IN 1993, physically fit Navaho Indians began dying from mysterious cases of an illness resembling pneumonia or flu. With the help of Navaho medicine men, health authorities were able to pin the blame on a rural deer mouse native to most of North America. In an article on the resurgence of infectious diseases around the world, Anne Platt, a research associate at the Worldwatch Institute in Washington, D.C., calls for more awareness of the connections between disease and disruptions in the environment:
"When we begin routinely to take health impacts of our industries and societies into account, the outbreaks of disease that now shock us won't seem so puzzling. When the Hanta virus broke out in Arizona, for example, it was not as mystifying to some of the Navajo medicine men, whose traditions had taught them to see the interconnectedness of all living things, as it was to the medical specialists and the media.
"The scientists, alerted that deer mice were carrying the problem, tested the mice and were able to identify the exact culprit. But they failed to notice that it was the environment that was changing, not the pathogens.

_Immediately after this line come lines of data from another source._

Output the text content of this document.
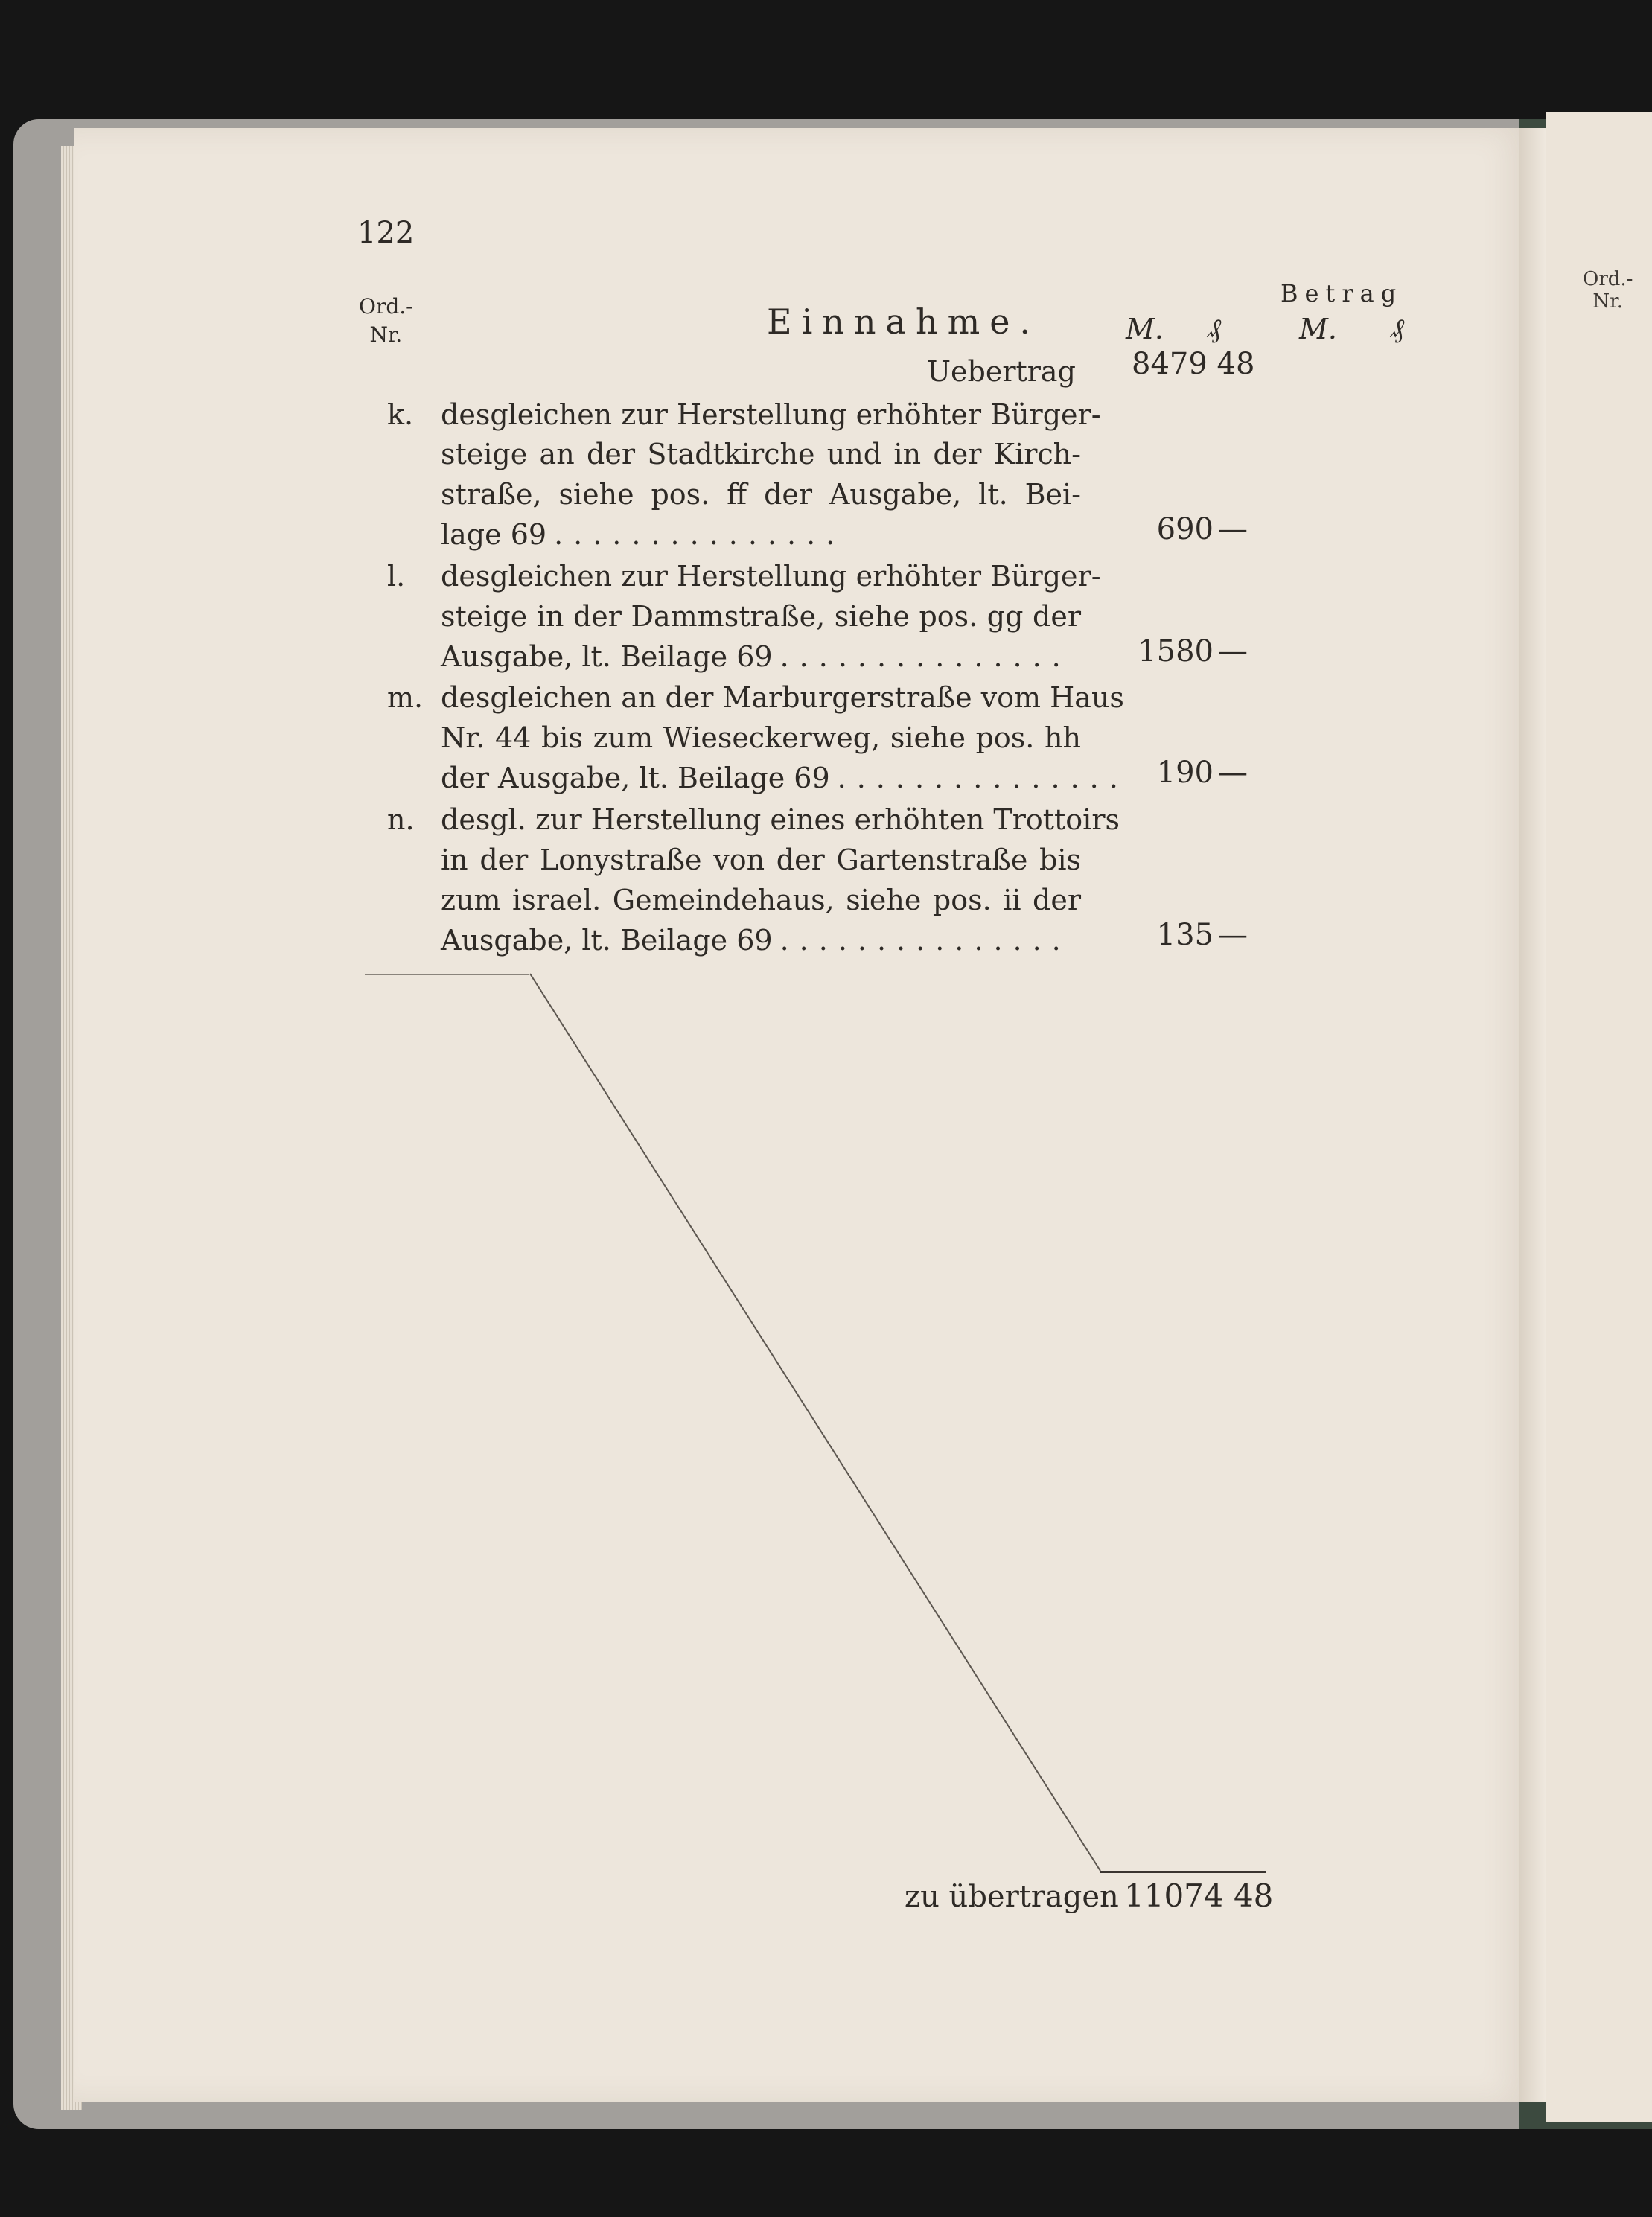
Ord.-
Nr.
122
Ord.-
Nr.	Einnahme.
Betrag
M. ₰	M. ₰
Uebertrag 8479 48
k. desgleichen zur Herstellung erhöhter Bürger-
steige an der Stadtkirche und in der Kirch-
straße, siehe pos. ff der Ausgabe, lt. Bei-
lage 69 ...............	690 —
l. desgleichen zur Herstellung erhöhter Bürger-
steige in der Dammstraße, siehe pos. gg der
Ausgabe, lt. Beilage 69 ...............	1580 —
m. desgleichen an der Marburgerstraße vom Haus
Nr. 44 bis zum Wieseckerweg, siehe pos. hh
der Ausgabe, lt. Beilage 69 ............... 190 —
n. desgl. zur Herstellung eines erhöhten Trottoirs
in der Lonystraße von der Gartenstraße bis
zum israel. Gemeindehaus, siehe pos. ii der
Ausgabe, lt. Beilage 69 ...............	135 —
zu übertragen 11074 48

"The Navajo medicine men meanwhile observed that prior to the outbreak, snow melt cascading down to the valley desert below, combined with a spring of heavy rains, had reminded some of their elders of the years 1918 and 1933, when there had been similarly unpredictable weather. In each of those years, there had been a disease. In each of those years, pinon trees produced an abundance of pine nuts. Mice had descended on the extraordinary harvest and reproduced ten-fold in one season. The rains had then forced the mice out of the flooded burrows to scurry about above ground, looking for food and shelter and increasing their exposure to humans. Disease was what happened when the balance of life was upset."